论文标题
使用生成对抗网络进行语音活动检测的暂时意识的上下文建模
Temporarily-Aware Context Modelling using Generative Adversarial Networks for Speech Activity Detection
论文作者
论文摘要
本文提出了一个新颖的语音活动检测框架(SAD)。受到语音处理领域中多任务学习方法最近成功的启发,我们为SAD提出了一个新颖的联合学习框架。我们利用生成对抗网络自动学习损失函数,以与下一个音频段的框架语音/非语音分类的联合预测。为了利用输入信号中的时间关系,我们提出了一个时间歧视器,旨在确保预测的信号在时间上保持一致。我们在多个公共基准上评估了拟议的框架,包括Nist Opensat '17,Ami Meeting和Havic,在那里我们演示了其表现优于最先进的SAD方法的能力。此外,我们的跨数据库评估证明了跨不同语言,口音和声学环境的拟议方法的鲁棒性。
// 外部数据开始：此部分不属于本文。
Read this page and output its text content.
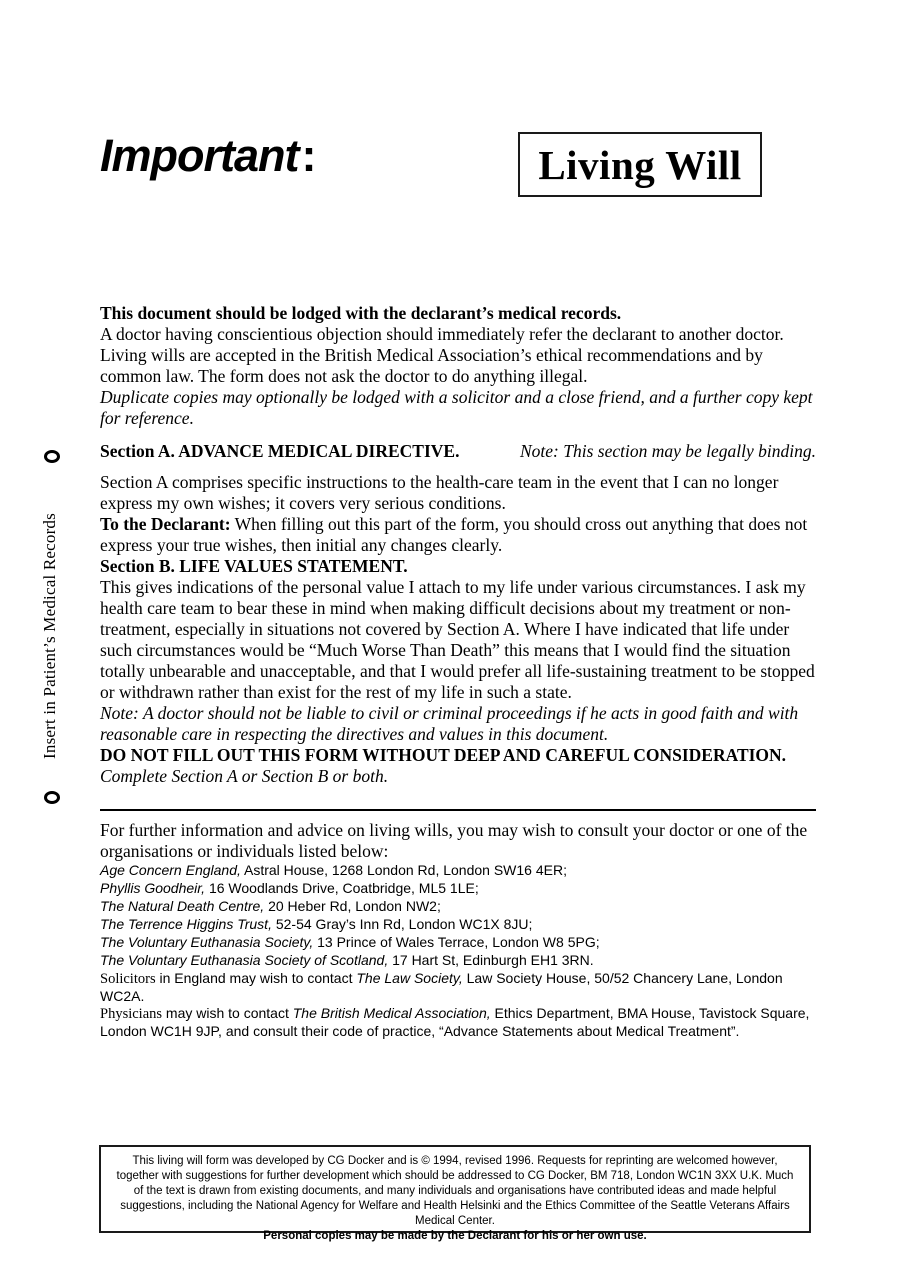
Insert in Patient’s Medical Records
Important:	Living Will

This document should be lodged with the declarant’s medical records.

A doctor having conscientious objection should immediately refer the declarant to another doctor. Living wills are accepted in the British Medical Association’s ethical recommendations and by common law. The form does not ask the doctor to do anything illegal.

Duplicate copies may optionally be lodged with a solicitor and a close friend, and a further copy kept for reference.

Section A. ADVANCE MEDICAL DIRECTIVE.	Note: This section may be legally binding.

Section A comprises specific instructions to the health-care team in the event that I can no longer express my own wishes; it covers very serious conditions.

To the Declarant: When filling out this part of the form, you should cross out anything that does not express your true wishes, then initial any changes clearly.

Section B. LIFE VALUES STATEMENT.

This gives indications of the personal value I attach to my life under various circumstances. I ask my health care team to bear these in mind when making difficult decisions about my treatment or non-treatment, especially in situations not covered by Section A. Where I have indicated that life under such circumstances would be “Much Worse Than Death” this means that I would find the situation totally unbearable and unacceptable, and that I would prefer all life-sustaining treatment to be stopped or withdrawn rather than exist for the rest of my life in such a state.

Note: A doctor should not be liable to civil or criminal proceedings if he acts in good faith and with reasonable care in respecting the directives and values in this document.

DO NOT FILL OUT THIS FORM WITHOUT DEEP AND CAREFUL CONSIDERATION.

Complete Section A or Section B or both.

For further information and advice on living wills, you may wish to consult your doctor or one of the organisations or individuals listed below:

Age Concern England, Astral House, 1268 London Rd, London SW16 4ER;
Phyllis Goodheir, 16 Woodlands Drive, Coatbridge, ML5 1LE;
The Natural Death Centre, 20 Heber Rd, London NW2;
The Terrence Higgins Trust, 52-54 Gray’s Inn Rd, London WC1X 8JU;
The Voluntary Euthanasia Society, 13 Prince of Wales Terrace, London W8 5PG;
The Voluntary Euthanasia Society of Scotland, 17 Hart St, Edinburgh EH1 3RN.
Solicitors in England may wish to contact The Law Society, Law Society House, 50/52 Chancery Lane, London WC2A.
Physicians may wish to contact The British Medical Association, Ethics Department, BMA House, Tavistock Square, London WC1H 9JP, and consult their code of practice, “Advance Statements about Medical Treatment”.

This living will form was developed by CG Docker and is © 1994, revised 1996. Requests for reprinting are welcomed however, together with suggestions for further development which should be addressed to CG Docker, BM 718, London WC1N 3XX U.K. Much of the text is drawn from existing documents, and many individuals and organisations have contributed ideas and made helpful suggestions, including the National Agency for Welfare and Health Helsinki and the Ethics Committee of the Seattle Veterans Affairs Medical Center.

Personal copies may be made by the Declarant for his or her own use.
This paper presents a novel framework for Speech Activity Detection (SAD). Inspired by the recent success of multi-task learning approaches in the speech processing domain, we propose a novel joint learning framework for SAD. We utilise generative adversarial networks to automatically learn a loss function for joint prediction of the frame-wise speech/ non-speech classifications together with the next audio segment. In order to exploit the temporal relationships within the input signal, we propose a temporal discriminator which aims to ensure that the predicted signal is temporally consistent. We evaluate the proposed framework on multiple public benchmarks, including NIST OpenSAT' 17, AMI Meeting and HAVIC, where we demonstrate its capability to outperform state-of-the-art SAD approaches. Furthermore, our cross-database evaluations demonstrate the robustness of the proposed approach across different languages, accents, and acoustic environments.